In the authors dialogue with Darwin, one should ascertain the role of natural selection. Is the struggle for life the crucial creative element? No. To Miguel Ribeiro, natural selection does not explain the evolution of life far from creative, its role is restricted to elimination. Considering the evolutionary chain of the universe, what matters to the author is to contest the idea of randomness as the driver of that chain. That is the basis of his research and insights. For instance, on the origin of life, and citing the author, the mainstream view is that once science succeeds in explaining the spontaneous appearance of structures/molecules as complex as the cell membrane, nucleic acids, and amino acids, in the presence of energy the emergence of life is essentially explained. Contrary to this view, there is a lot more to consider for an assembly line to work, a strategy, a goal, a management, a direction is needed. The factory will not spontaneously work. Likewise, a bacteria, plant, or mammal presuppose a program.
The analogy between computer and universe becomes important in this reflection.

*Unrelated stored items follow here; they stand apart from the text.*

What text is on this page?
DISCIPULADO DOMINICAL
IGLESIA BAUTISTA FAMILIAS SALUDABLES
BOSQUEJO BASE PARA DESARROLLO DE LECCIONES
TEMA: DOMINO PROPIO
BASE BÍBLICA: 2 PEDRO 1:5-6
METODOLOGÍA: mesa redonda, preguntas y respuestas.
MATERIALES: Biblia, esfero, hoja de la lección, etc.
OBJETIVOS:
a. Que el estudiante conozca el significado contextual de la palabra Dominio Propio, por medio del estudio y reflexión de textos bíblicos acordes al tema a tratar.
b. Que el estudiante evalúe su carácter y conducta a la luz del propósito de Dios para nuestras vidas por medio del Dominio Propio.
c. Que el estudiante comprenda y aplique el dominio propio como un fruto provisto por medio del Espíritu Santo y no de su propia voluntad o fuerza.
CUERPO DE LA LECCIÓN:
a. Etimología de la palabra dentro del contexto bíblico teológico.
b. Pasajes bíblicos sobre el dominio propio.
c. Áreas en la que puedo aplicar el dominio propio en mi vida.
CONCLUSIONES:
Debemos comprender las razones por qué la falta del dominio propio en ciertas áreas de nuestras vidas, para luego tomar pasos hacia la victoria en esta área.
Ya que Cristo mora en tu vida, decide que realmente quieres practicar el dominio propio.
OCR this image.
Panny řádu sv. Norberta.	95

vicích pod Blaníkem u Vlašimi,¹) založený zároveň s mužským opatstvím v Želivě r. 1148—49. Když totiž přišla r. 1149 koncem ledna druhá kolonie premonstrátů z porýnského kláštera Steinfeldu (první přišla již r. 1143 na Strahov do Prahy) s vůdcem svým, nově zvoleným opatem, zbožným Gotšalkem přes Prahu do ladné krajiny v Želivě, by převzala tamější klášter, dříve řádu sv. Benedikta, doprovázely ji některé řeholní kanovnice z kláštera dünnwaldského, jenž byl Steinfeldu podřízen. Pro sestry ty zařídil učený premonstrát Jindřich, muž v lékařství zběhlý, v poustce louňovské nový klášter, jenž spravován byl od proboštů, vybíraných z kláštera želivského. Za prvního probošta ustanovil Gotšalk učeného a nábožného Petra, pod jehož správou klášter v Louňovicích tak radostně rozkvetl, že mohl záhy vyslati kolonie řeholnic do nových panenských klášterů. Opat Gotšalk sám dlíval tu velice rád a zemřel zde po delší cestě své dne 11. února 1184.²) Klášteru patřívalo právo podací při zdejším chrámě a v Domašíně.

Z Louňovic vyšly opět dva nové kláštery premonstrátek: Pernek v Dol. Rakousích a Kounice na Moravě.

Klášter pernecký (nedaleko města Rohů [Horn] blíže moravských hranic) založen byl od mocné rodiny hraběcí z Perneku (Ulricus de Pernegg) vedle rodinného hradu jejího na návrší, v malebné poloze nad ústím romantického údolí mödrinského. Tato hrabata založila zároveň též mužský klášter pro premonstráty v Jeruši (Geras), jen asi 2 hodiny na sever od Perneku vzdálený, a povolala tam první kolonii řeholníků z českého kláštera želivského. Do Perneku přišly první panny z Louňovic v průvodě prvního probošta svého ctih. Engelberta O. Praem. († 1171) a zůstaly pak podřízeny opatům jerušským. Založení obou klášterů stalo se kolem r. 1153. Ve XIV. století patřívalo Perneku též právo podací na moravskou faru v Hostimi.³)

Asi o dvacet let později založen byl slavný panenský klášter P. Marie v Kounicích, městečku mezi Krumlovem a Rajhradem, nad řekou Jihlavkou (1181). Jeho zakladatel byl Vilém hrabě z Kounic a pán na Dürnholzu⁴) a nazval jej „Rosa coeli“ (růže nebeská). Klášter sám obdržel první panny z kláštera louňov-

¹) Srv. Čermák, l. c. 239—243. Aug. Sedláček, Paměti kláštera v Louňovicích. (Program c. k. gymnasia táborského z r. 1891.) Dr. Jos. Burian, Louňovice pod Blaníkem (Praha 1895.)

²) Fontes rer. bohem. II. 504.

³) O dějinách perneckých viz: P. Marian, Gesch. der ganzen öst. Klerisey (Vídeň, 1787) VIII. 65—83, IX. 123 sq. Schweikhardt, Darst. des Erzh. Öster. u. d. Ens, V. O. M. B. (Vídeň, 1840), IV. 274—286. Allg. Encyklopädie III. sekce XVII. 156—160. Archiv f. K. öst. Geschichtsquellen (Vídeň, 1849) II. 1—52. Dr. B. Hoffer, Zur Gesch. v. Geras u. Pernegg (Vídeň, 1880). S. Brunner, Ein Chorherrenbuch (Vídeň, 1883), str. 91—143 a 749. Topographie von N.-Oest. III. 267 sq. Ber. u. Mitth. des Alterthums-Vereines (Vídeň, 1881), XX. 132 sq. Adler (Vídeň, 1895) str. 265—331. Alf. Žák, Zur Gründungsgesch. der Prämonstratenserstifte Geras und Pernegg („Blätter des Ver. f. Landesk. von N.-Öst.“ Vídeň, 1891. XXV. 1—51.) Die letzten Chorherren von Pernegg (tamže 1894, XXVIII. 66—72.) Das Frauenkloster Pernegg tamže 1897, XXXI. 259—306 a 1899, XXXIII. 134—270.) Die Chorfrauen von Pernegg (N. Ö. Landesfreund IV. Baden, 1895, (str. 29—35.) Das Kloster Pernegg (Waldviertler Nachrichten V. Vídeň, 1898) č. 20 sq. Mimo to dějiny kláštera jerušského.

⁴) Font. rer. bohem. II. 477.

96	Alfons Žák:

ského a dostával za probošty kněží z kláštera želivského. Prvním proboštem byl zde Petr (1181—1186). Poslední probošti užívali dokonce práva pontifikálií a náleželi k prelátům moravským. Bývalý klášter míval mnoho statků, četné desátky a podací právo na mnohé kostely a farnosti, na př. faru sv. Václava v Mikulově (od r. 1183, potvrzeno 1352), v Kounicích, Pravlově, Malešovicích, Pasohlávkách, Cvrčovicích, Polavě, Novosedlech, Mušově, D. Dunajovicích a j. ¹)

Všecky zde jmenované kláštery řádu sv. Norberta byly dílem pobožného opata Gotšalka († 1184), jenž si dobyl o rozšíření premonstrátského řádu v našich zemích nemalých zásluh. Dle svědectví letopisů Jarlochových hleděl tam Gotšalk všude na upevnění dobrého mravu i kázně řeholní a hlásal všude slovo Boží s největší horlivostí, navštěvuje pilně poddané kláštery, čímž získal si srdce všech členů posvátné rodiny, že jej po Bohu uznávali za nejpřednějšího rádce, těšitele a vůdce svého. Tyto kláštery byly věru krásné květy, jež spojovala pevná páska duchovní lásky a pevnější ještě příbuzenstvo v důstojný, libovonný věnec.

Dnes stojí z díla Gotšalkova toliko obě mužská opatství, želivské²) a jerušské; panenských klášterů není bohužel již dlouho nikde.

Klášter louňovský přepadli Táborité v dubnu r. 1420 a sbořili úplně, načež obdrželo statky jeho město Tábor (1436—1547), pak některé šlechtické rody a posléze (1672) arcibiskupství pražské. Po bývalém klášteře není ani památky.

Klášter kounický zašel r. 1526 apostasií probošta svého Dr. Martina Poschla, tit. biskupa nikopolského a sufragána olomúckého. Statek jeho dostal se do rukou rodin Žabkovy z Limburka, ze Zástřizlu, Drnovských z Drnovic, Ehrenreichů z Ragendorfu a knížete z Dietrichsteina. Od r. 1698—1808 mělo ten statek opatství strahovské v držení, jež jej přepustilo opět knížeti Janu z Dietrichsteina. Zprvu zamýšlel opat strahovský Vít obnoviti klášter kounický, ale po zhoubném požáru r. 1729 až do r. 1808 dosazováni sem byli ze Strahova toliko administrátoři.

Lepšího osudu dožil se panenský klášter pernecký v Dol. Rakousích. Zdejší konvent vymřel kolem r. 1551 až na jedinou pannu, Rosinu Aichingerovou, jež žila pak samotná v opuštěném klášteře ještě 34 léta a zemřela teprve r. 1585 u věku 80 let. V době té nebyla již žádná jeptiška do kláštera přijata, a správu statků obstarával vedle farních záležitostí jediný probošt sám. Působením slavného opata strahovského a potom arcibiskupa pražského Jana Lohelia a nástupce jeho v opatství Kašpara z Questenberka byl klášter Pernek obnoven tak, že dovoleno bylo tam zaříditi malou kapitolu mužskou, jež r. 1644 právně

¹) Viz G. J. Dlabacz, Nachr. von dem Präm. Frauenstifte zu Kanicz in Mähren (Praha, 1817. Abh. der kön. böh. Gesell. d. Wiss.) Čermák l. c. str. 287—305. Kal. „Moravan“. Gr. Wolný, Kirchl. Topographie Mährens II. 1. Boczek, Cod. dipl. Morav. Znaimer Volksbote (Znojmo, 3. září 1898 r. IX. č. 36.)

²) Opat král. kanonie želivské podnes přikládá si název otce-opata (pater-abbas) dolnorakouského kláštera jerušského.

And Miguel Ribeiro provides us with a metaphor: In a computer game, we have a diagram the electrical current that feeds the computer is a flow of electrons, converted by the program in patterns of zeros and ones, transformed into the audiovisual projection on the monitor. Likewise, the program of the universe converts quantum objects into patterns of atoms that the brain of living beings transforms into perceptions. Now, neither the projection on the monitor nor our perception reveal the true substrate, the reason for being respectively the patterns of zeros and ones and the patterns of atoms. That is all before.
Thus, leaving aside the religious and Kuhns standard science explanations, we discover a new frontier: that of the computer organization, defended, among others, by Seth Lloyd and Nick Bostrom. But, to coherently embrace the universe as if it were a computer, it is necessary to renounce the premise of random mutation that forces us to accept the primacy of chance, in Cournots line. And here lies the nodal point of the authors work and thought an attempt to demonstrate that complexity in incompatible with randomness and propose a model of the emergence and evolution of life consistent with the universe seen as an information highway. No, it is not chance that commands life.